Ku'Sox grinned, pointing to the camels groaning at the outskirts. "Would you like to step outside, old man? I beat your sorry ass before, and I can do it again."

"Ku'Sox, shut up," I said, not liking anyone talking to Al that way, then wondered where my loyalty had come from. But a thread of fear was in Al's motions, so subtle that I didn't know if anyone but perhaps Newt and Dali had noticed.

"He has a right to be afraid," Newt said, leaning forward to whisper in my ear, and I shivered, hardly breathing. "If you can't do this, then you will be a familiar and I will buy you from Al. But I think you can."

"No pressure," I grumbled, and her fingers touching my forehead lifted briefly as she laughed.
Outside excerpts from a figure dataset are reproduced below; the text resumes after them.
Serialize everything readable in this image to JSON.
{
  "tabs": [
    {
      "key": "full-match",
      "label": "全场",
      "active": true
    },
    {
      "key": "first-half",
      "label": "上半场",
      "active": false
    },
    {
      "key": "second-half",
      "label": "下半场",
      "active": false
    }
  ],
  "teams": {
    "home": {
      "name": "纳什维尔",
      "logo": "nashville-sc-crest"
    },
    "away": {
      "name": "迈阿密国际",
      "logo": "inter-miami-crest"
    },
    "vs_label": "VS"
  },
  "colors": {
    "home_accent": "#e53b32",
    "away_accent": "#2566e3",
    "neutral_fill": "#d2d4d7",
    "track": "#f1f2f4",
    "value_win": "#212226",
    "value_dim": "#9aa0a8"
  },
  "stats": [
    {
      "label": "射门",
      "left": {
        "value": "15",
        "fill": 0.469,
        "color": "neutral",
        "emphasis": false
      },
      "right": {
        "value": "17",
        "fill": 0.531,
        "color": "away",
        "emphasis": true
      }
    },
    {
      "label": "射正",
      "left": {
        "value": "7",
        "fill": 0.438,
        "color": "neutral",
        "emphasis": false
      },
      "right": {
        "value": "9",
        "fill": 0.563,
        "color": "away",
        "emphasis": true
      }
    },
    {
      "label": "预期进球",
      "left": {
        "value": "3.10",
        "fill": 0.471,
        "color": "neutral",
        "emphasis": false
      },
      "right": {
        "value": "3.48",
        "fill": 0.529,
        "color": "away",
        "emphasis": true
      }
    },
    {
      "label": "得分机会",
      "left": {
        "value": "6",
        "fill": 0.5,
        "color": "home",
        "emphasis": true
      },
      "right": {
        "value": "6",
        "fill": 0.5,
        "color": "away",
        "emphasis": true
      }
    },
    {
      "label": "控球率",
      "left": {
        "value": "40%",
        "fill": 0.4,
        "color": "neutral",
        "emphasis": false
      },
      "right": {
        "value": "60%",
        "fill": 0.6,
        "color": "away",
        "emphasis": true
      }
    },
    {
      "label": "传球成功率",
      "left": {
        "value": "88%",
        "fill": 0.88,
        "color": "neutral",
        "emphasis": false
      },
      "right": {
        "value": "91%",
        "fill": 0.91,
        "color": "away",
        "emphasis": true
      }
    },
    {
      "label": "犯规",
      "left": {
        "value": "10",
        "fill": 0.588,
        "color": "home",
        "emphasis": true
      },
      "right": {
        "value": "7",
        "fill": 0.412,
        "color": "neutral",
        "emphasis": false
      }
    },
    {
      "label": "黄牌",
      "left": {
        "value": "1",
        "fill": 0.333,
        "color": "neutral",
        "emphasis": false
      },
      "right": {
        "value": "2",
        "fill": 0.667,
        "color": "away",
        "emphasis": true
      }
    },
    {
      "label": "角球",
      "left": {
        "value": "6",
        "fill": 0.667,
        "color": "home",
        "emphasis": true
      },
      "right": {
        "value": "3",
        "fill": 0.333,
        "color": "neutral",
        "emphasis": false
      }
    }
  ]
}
It sounded weird, her laugh, and I saw more than a few demons grimace.

"Close your eyes, tap a line, and find the collective," Newt said gently.

I took a last look at the faces ringing me, Al with his false confidence, Dali busy calculating the odds, the expressions of hope and doubt on demons I'd never met. I didn't know why they cared one way or the other. Maybe they had a bet going. Maybe they were bored.

"I said," Newt prompted, mildly ticked, "close your eyes."

I closed them, immediately feeling claustrophobic. I tapped a line, wondering what demon had made it, and if he was watching me or dead and turned to dust. I settled myself, plunging into the thick morass of collective thoughts, reeling when I found no one there.

Well, almost no one.

I kicked them out, Newt thought, and I gasped, almost flinging myself out again, but she grabbed my consciousness with a soft thought and hauled me back. You don't want them here, seeing your soul, she explained, and I got the impression of her swimming naked in a sea of stars, enjoying the solitude of a moment alone in her infinity.

My soul? I mused, alarmed, but she only seemed to twine her consciousness around mine, keeping us separate but close, rubbing her energies across me, old and jumbled, like a West Coast ley line.

You don't want the entire collective to see you helpless and vulnerable, she explained, giving me the impression of half-lidded eyes and a sultry whisper. Having Gally see you as such will be punishment enough for almost killing him, I imagine.

Whoa, Al? I thought, worried, and she swam closer, making me nervous as I remembered him pinning me to the bookcase and spilling ley-line energy into me. And then me, slamming his theoretical dick in a drawer. Why him?

Al, she reiterated, seeming bothered she'd forgotten his name again. You want Dali to peel the memory from your thoughts instead? He's likely more skilled at it, and it's often easier for strangers to see us naked than...just what is Gally to you, anyway?